Sen. Rob Kane, R-Watertown, who appeared at a press conference with Fasano at the Capitol Friday, said, “The Republicans are looking for alternative ideas and not just slashing and burning. We have the ideas to get us out of this mess.”

Senate President Pro Tem Martin Looney, a New Haven Democrat, noted that Fasano had been quoted last year as saying that layoffs were an important budget tool for Malloy.

“These are many things that have to be negotiated. They’re not things that you can do by fiat,” Looney said. “You can only mandate these [furloughs] for non-union employees, and the savings there will be much smaller.”

The state employee unions released a statement from the president of the professors’ union at Southern Connecticut State University in New Haven in response to the Republicans’ proposal.

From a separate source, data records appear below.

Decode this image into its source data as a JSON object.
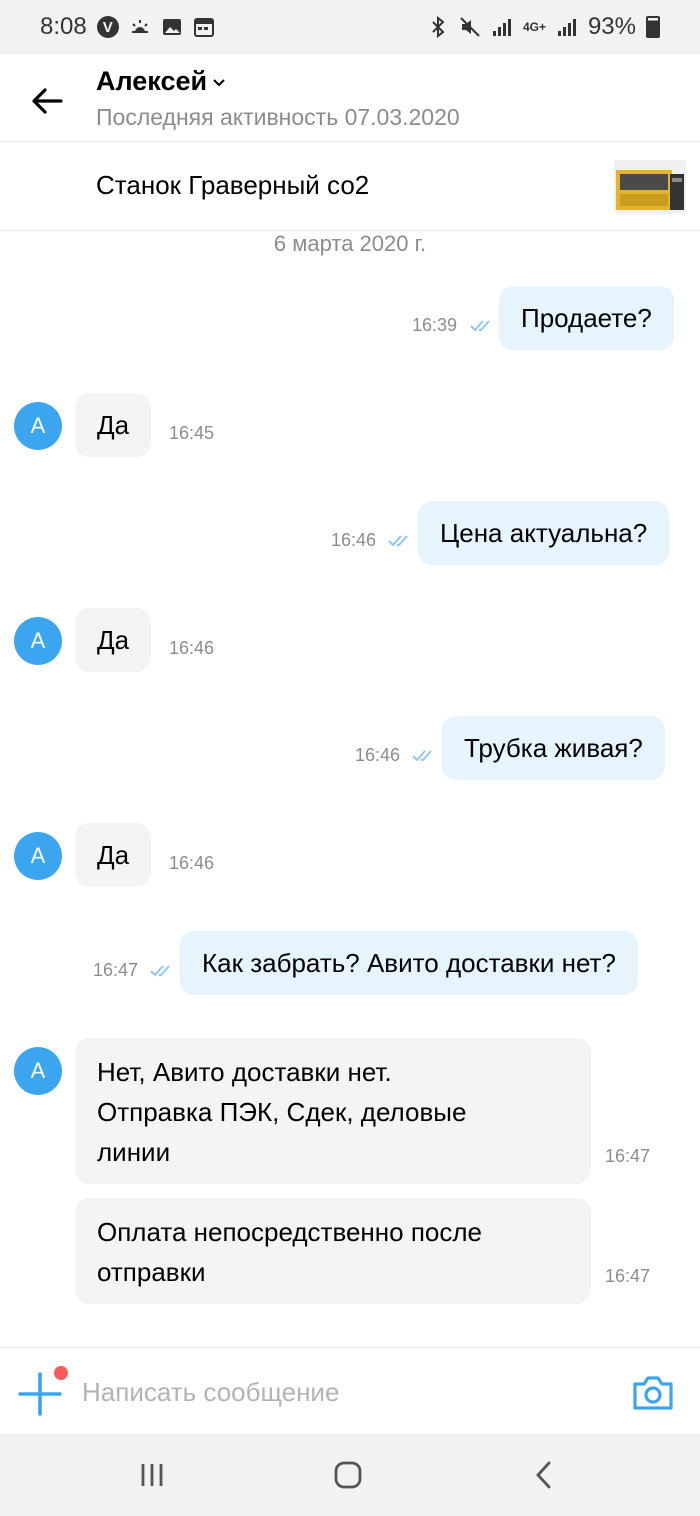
{
  "status_bar": {
    "time": "8:08",
    "network": "4G+",
    "battery": "93%"
  },
  "header": {
    "title": "Алексей",
    "subtitle": "Последняя активность 07.03.2020"
  },
  "item": {
    "name": "Станок Граверный со2"
  },
  "chat": {
    "date_separator": "6 марта 2020 г.",
    "avatar_letter": "А",
    "messages": [
      {
        "direction": "out",
        "text": "Продаете?",
        "time": "16:39",
        "read": true
      },
      {
        "direction": "in",
        "text": "Да",
        "time": "16:45"
      },
      {
        "direction": "out",
        "text": "Цена актуальна?",
        "time": "16:46",
        "read": true
      },
      {
        "direction": "in",
        "text": "Да",
        "time": "16:46"
      },
      {
        "direction": "out",
        "text": "Трубка живая?",
        "time": "16:46",
        "read": true
      },
      {
        "direction": "in",
        "text": "Да",
        "time": "16:46"
      },
      {
        "direction": "out",
        "text": "Как забрать? Авито доставки нет?",
        "time": "16:47",
        "read": true
      },
      {
        "direction": "in",
        "lines": [
          "Нет, Авито доставки нет.",
          "Отправка ПЭК, Сдек, деловые",
          "линии"
        ],
        "time": "16:47"
      },
      {
        "direction": "in",
        "lines": [
          "Оплата непосредственно после",
          "отправки"
        ],
        "time": "16:47"
      }
    ]
  },
  "composer": {
    "placeholder": "Написать сообщение"
  },
  "colors": {
    "accent": "#3ba5f0",
    "outgoing_bubble": "#e5f4fd",
    "incoming_bubble": "#f4f4f4",
    "notification_dot": "#ff5a5a"
  }
}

“The layoffs are, of course, a terrible idea and Republican leaders are among those who caused the budget problem by their stubborn refusal to ask millionaires and billionaires to pay their fair share,” said Cindy Stretch, an English professor at Southern Connecticut State University. “What they claim is a furlough day proposal is actually a Trojan horse proposal that calls for reopening the SEBAC agreement plus pay cuts, which Republicans euphemistically call furlough days. And by offering no job security, this proposal would allow layoffs to go forward.”

Stretch added, “The governor’s proposed layoffs and millions of dollars in cuts to public services will have a terrible impact on real human lives in the public and private sector, and threaten the well-being of our communities and the health of our economy. But disingenuous political grandstanding by the defenders of the richest 1 percent only makes things worse.”